Globaler Aktionstag zur Unterstützung der iranischen Bürgerrechtsbewegung / Hungerstreik und Kundgebung am Brandenburger Tor

Mit Kundgebungen in vielen Städten der Welt soll am heutigen Samstag (25. Juli) die Opposition in Iran unterstützt werden. Zu dem »globalen Aktionstag« haben Organisationen wie Amnesty International und Reporter ohne Grenzen aufgerufen. Vor dem Brandenburger Tor in Berlin haben sich Demonstranten zu einem Hungerstreik versammelt. In Iran selbst wurden erneut die Freitagsgebete zu Kritik an der Regierung genutzt.

»Nieder mit der Islamischen Republik Iran«, rufen die rund 50 Frauen und Männer immer und immer wieder. Sie haben sich gestern (24. Juli) vor dem Brandenburger Tor in Berlin versammelt. Trotz strömenden Regens haben es sich die Exil-Iraner auf Isomatten auf dem Mittelstreifen des Pariser Platzes eingerichtet. Um sie herum sind Spruchbänder ausgebreitet, auf denen die Freilassung aller politischen Gefangenen sowie die Abschaffung von Folter und Todesstrafe in Iran gefordert werden.

Die Protestierenden, von denen viele selbst in den 80er Jahren in Iran politisch inhaftiert waren, befinden sich seit gestern morgen im Hungerstreik. Anlass für die Aktion sind die jüngsten Verhaftungswellen in der Islamischen Republik Iran. Mit ihrer Aktion wollen sie sich mit den Gefangenen solidarisieren und vor einem möglichen Massaker warnen.

»Wir wollen denen eine Stimme geben, die während der jüngsten Massenproteste in Iran festgenommen wurden. Denn wir wissen, was die Gefangenen jetzt durchmachen«, erklärt Mojdeh Arassi, eine der Organisatorinnen.

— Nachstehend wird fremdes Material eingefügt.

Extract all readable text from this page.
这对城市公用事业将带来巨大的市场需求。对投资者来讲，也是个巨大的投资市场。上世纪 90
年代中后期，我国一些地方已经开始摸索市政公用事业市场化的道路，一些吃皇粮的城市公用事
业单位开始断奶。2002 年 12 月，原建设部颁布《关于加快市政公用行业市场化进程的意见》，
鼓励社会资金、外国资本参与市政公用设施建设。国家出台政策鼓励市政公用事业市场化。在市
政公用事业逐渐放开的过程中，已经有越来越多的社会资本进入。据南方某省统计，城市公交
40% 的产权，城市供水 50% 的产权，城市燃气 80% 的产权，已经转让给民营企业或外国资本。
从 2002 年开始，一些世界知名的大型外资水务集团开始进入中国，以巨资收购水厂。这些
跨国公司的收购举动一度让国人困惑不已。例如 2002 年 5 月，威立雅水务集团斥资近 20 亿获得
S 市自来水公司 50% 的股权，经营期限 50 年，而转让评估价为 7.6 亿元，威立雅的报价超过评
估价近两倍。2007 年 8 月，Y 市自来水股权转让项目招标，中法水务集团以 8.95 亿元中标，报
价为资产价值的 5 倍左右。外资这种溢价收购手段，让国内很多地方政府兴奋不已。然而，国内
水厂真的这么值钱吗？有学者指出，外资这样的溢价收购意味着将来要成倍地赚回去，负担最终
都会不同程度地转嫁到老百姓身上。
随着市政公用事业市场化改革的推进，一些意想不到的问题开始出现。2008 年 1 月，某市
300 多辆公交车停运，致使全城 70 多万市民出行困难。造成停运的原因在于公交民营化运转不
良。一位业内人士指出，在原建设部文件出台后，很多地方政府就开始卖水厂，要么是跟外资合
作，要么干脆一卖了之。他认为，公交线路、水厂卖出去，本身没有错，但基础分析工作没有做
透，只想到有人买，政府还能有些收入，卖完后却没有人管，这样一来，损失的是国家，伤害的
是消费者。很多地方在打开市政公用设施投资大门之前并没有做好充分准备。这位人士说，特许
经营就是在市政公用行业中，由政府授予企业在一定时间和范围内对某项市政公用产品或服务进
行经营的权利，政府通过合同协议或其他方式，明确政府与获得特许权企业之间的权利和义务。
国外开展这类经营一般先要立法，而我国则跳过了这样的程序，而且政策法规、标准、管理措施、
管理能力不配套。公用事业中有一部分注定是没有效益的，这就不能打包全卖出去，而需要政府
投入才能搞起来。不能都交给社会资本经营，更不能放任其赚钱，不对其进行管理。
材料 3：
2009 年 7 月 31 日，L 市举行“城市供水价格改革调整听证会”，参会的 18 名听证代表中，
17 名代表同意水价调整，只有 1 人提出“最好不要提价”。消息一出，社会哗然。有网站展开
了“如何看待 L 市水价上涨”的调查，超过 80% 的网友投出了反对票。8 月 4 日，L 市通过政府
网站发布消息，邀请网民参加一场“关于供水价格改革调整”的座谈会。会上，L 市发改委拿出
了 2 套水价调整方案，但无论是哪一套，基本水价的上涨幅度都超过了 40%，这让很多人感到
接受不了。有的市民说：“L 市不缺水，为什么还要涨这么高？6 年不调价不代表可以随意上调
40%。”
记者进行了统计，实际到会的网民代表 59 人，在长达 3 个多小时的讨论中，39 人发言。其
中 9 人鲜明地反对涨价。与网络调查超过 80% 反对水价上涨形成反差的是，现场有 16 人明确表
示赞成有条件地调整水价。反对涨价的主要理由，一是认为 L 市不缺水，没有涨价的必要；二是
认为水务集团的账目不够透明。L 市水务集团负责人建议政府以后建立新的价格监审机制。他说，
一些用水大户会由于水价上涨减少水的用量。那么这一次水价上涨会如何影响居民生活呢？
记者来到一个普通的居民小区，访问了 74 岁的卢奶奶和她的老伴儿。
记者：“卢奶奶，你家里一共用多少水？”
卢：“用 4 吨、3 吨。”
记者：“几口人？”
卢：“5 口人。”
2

Die Veranstalter schätzen, dass in den letzen Wochen mehrere Demonstranten getötet und zwischen 3000 und 5000 Personen von den Sicherheitskräften inhaftiert worden seien, zumeist Studierende und Journalisten. Die aktuellen Verhaftungswellen erinnerten die Protestierenden an ihre eigenen traumatischen Erfahrungen, die sie als Mitglieder des Widerstands gegen die iranische Republik gemacht hätten. In Redebeiträgen schildern ehemalige politische Gefangene, die meisten von ihnen Frauen, was ihnen in den Gefängnissen des iranischen Staates widerfahren ist.

Unter ihnen ist Sefarehe Abassi, die 1981 zusammen mit ihrer Mutter, ihrem Bruder und ihrer 15 Tage alten Tochter von der iranischen Polizei verhaftet wurde. Acht Jahre habe sie in verschiedenen iranischen Gefängnissen verbracht, davon zwei in Isolationshaft; mehrfach sei sie gefoltert worden. Während dieser Zeit habe es mehrere Massaker an Gefangenen mit Tausenden Toten gegeben, sie selbst sei aufgrund internationalen Drucks entlassen worden. Dem oppositionellen Präsidentschaftskandidaten und offiziellen Anführer der aktuellen Proteste in Iran will man sich hier im Zentrum der Bundeshauptstadt allerdings nicht anschließen. Dass Mir Hussein Mussawi heute von Menschenrechten spreche, sei lächerlich, erklärt Arassi. Mussawi war in den 80er Jahren Ministerpräsident, habe in jener Zeit Tausende von Linken und anderen demokratisch Denkenden im Gefängnis umbringen lassen und Minderheiten unterdrückt. Daran erinnern sich die Opfern mit Grauen.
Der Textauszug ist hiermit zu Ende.